A todo esto, y como un asunto de aparente consenso en el clero, el 30 de abril el periódico “La Información” de Santiago, reseñó que “Monseñor de la Rosa y Carpio advierte falta ética y moral en el gobierno destruye país”. Puede decirse que estas reflexiones y críticas de los sacerdotes católicos hallaron empatía en gran parte de los sectores sociales, aunque no así en algunos del gobierno, pero lo más importante fue que la ciudadanía acogió lo dicho, y también le dio seguimiento.

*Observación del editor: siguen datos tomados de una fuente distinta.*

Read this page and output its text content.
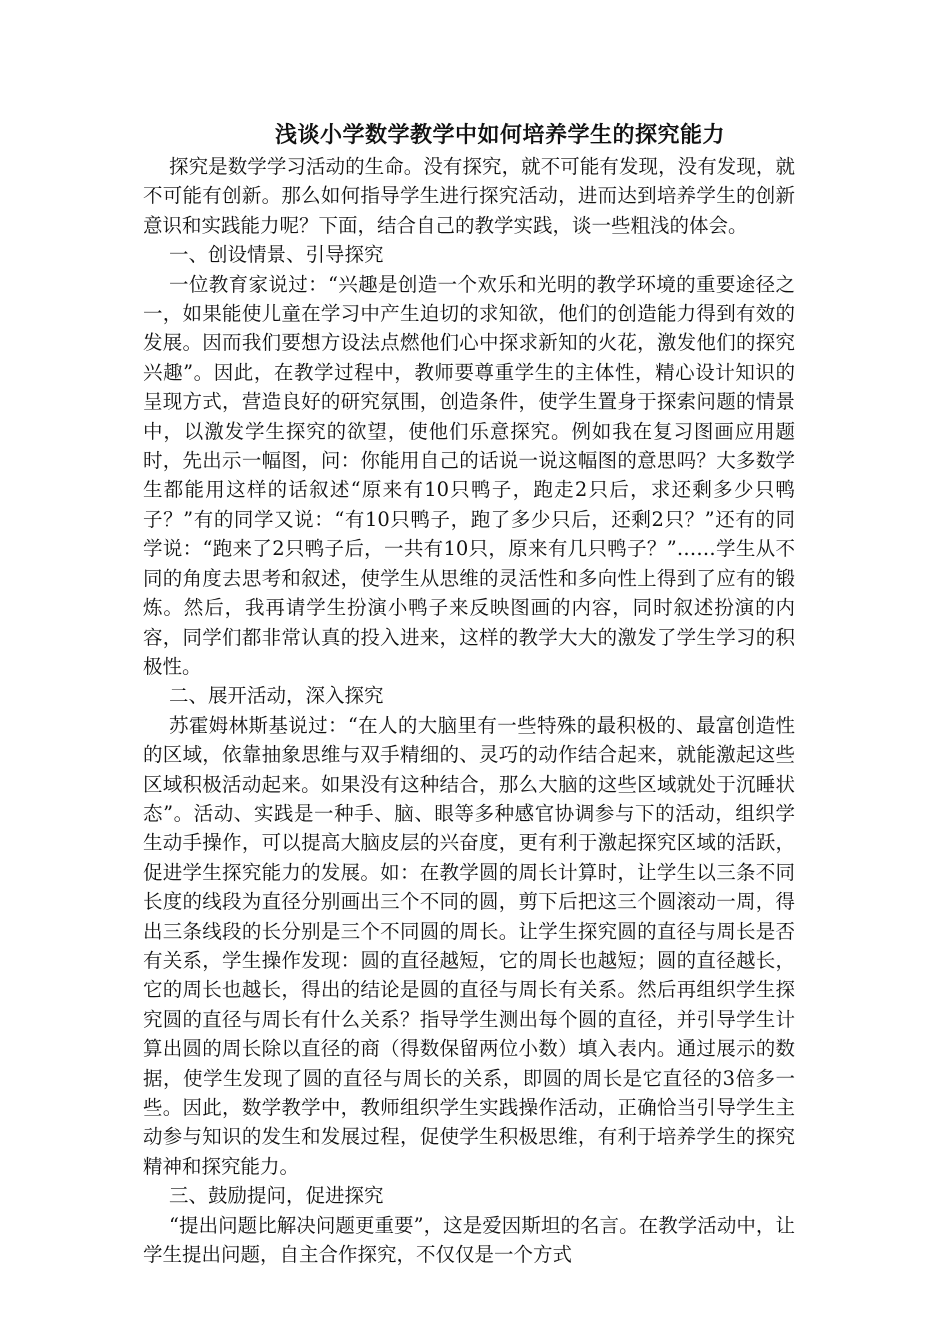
浅谈小学数学教学中如何培养学生的探究能力

探究是数学学习活动的生命。没有探究，就不可能有发现，没有发现，就不可能有创新。那么如何指导学生进行探究活动，进而达到培养学生的创新意识和实践能力呢？下面，结合自己的教学实践，谈一些粗浅的体会。

一、创设情景、引导探究

一位教育家说过：“兴趣是创造一个欢乐和光明的教学环境的重要途径之一，如果能使儿童在学习中产生迫切的求知欲，他们的创造能力得到有效的发展。因而我们要想方设法点燃他们心中探求新知的火花，激发他们的探究兴趣”。因此，在教学过程中，教师要尊重学生的主体性，精心设计知识的呈现方式，营造良好的研究氛围，创造条件，使学生置身于探索问题的情景中，以激发学生探究的欲望，使他们乐意探究。例如我在复习图画应用题时，先出示一幅图，问：你能用自己的话说一说这幅图的意思吗？大多数学生都能用这样的话叙述“原来有10只鸭子，跑走2只后，求还剩多少只鸭子？”有的同学又说：“有10只鸭子，跑了多少只后，还剩2只？”还有的同学说：“跑来了2只鸭子后，一共有10只，原来有几只鸭子？”……学生从不同的角度去思考和叙述，使学生从思维的灵活性和多向性上得到了应有的锻炼。然后，我再请学生扮演小鸭子来反映图画的内容，同时叙述扮演的内容，同学们都非常认真的投入进来，这样的教学大大的激发了学生学习的积极性。

二、展开活动，深入探究

苏霍姆林斯基说过：“在人的大脑里有一些特殊的最积极的、最富创造性的区域，依靠抽象思维与双手精细的、灵巧的动作结合起来，就能激起这些区域积极活动起来。如果没有这种结合，那么大脑的这些区域就处于沉睡状态”。活动、实践是一种手、脑、眼等多种感官协调参与下的活动，组织学生动手操作，可以提高大脑皮层的兴奋度，更有利于激起探究区域的活跃，促进学生探究能力的发展。如：在教学圆的周长计算时，让学生以三条不同长度的线段为直径分别画出三个不同的圆，剪下后把这三个圆滚动一周，得出三条线段的长分别是三个不同圆的周长。让学生探究圆的直径与周长是否有关系，学生操作发现：圆的直径越短，它的周长也越短；圆的直径越长，它的周长也越长，得出的结论是圆的直径与周长有关系。然后再组织学生探究圆的直径与周长有什么关系？指导学生测出每个圆的直径，并引导学生计算出圆的周长除以直径的商（得数保留两位小数）填入表内。通过展示的数据，使学生发现了圆的直径与周长的关系，即圆的周长是它直径的3倍多一些。因此，数学教学中，教师组织学生实践操作活动，正确恰当引导学生主动参与知识的发生和发展过程，促使学生积极思维，有利于培养学生的探究精神和探究能力。

三、鼓励提问，促进探究

“提出问题比解决问题更重要”，这是爱因斯坦的名言。在教学活动中，让学生提出问题，自主合作探究，不仅仅是一个方式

¿Qué  ha ocurrido, luego de estas enardecidas palabras sacerdotales ? A penas terminó el mes de abril, y ya el primero de mayo la prensa reseña una reunión, con foto y todo, de importantes jerarcas de la Iglesia Católica (el Arzobispo metropolitano Francisco Osoria, y los obispos Benito Angeles y Faustino Burgos) en el palacio nacional junto al presidente Danilo Medina, y dos de sus funcionarios. ¿Cuál es el mensaje que hay aquí implicado, y a qué nivel de comprensión nos invitan los obispos?

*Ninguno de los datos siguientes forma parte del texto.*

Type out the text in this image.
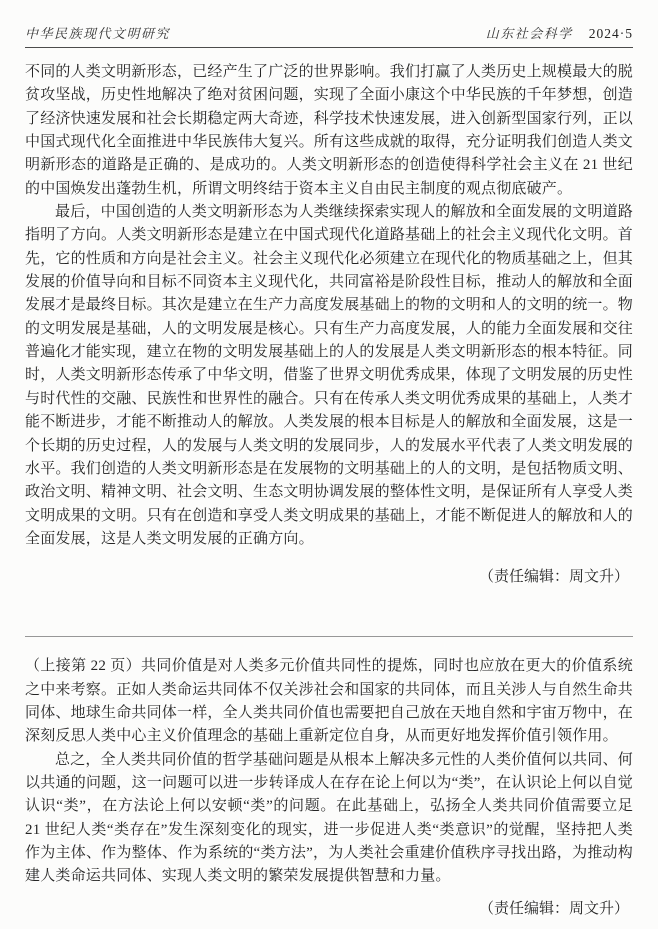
中华民族现代文明研究	山东社会科学 2024·5

不同的人类文明新形态，已经产生了广泛的世界影响。我们打赢了人类历史上规模最大的脱贫攻坚战，历史性地解决了绝对贫困问题，实现了全面小康这个中华民族的千年梦想，创造了经济快速发展和社会长期稳定两大奇迹，科学技术快速发展，进入创新型国家行列，正以中国式现代化全面推进中华民族伟大复兴。所有这些成就的取得，充分证明我们创造人类文明新形态的道路是正确的、是成功的。人类文明新形态的创造使得科学社会主义在 21 世纪的中国焕发出蓬勃生机，所谓文明终结于资本主义自由民主制度的观点彻底破产。

最后，中国创造的人类文明新形态为人类继续探索实现人的解放和全面发展的文明道路指明了方向。人类文明新形态是建立在中国式现代化道路基础上的社会主义现代化文明。首先，它的性质和方向是社会主义。社会主义现代化必须建立在现代化的物质基础之上，但其发展的价值导向和目标不同资本主义现代化，共同富裕是阶段性目标，推动人的解放和全面发展才是最终目标。其次是建立在生产力高度发展基础上的物的文明和人的文明的统一。物的文明发展是基础，人的文明发展是核心。只有生产力高度发展，人的能力全面发展和交往普遍化才能实现，建立在物的文明发展基础上的人的发展是人类文明新形态的根本特征。同时，人类文明新形态传承了中华文明，借鉴了世界文明优秀成果，体现了文明发展的历史性与时代性的交融、民族性和世界性的融合。只有在传承人类文明优秀成果的基础上，人类才能不断进步，才能不断推动人的解放。人类发展的根本目标是人的解放和全面发展，这是一个长期的历史过程，人的发展与人类文明的发展同步，人的发展水平代表了人类文明发展的水平。我们创造的人类文明新形态是在发展物的文明基础上的人的文明，是包括物质文明、政治文明、精神文明、社会文明、生态文明协调发展的整体性文明，是保证所有人享受人类文明成果的文明。只有在创造和享受人类文明成果的基础上，才能不断促进人的解放和人的全面发展，这是人类文明发展的正确方向。

（责任编辑：周文升）

（上接第 22 页）共同价值是对人类多元价值共同性的提炼，同时也应放在更大的价值系统之中来考察。正如人类命运共同体不仅关涉社会和国家的共同体，而且关涉人与自然生命共同体、地球生命共同体一样，全人类共同价值也需要把自己放在天地自然和宇宙万物中，在深刻反思人类中心主义价值理念的基础上重新定位自身，从而更好地发挥价值引领作用。

总之，全人类共同价值的哲学基础问题是从根本上解决多元性的人类价值何以共同、何以共通的问题，这一问题可以进一步转译成人在存在论上何以为“类”，在认识论上何以自觉认识“类”，在方法论上何以安顿“类”的问题。在此基础上，弘扬全人类共同价值需要立足 21 世纪人类“类存在”发生深刻变化的现实，进一步促进人类“类意识”的觉醒，坚持把人类作为主体、作为整体、作为系统的“类方法”，为人类社会重建价值秩序寻找出路，为推动构建人类命运共同体、实现人类文明的繁荣发展提供智慧和力量。

（责任编辑：周文升）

En el periódico “HOY” (1-5-2019) se destacó la reunión de estos dos sectores: iglesia y gobierno, como una reunión de trabajo donde se reafirmaron lazos de amistad y fraternidad durante ese encuentro en el palacio de gobierno. Como el pensamiento es libre cabe preguntarse: ¿Se trató de echar agua al vino? Esto no es posible porque “ese vino” sigue igual de tinto.
   
Y es que, en todas las acciones que se acometen siempre hay que cuidar las formas, pues aunque la gente sigue necesitando confiar en alguien, está muy descreída. Situaciones como estas no son extrañas, pero de todos modos, dejan como sustrato la desconfianza, y hasta vacíos y desesperanzas.
   
Si la iglesia tiene proyectos comunitarios en carpetas, o están en ejecución por parte del gobierno, no hay la necesidad de que su jerarquía acuda al palacio a darle seguimiento, pues para eso deben estar otras mediaciones. Este encuentro iglesia - gobierno  fortaleció a este último, y debilitó al primero, la iglesia. Aun estamos en las Pascuas de Resurrección y fresca la amargura de la Pasión de uno que jamás se doblegó, todo lo contrario, por eso   el modelo sigue siendo Jesús, y quien lo siga. El echó, a garrotazos, a los mercaderes del templo, y no para ir luego a negociar con ellos.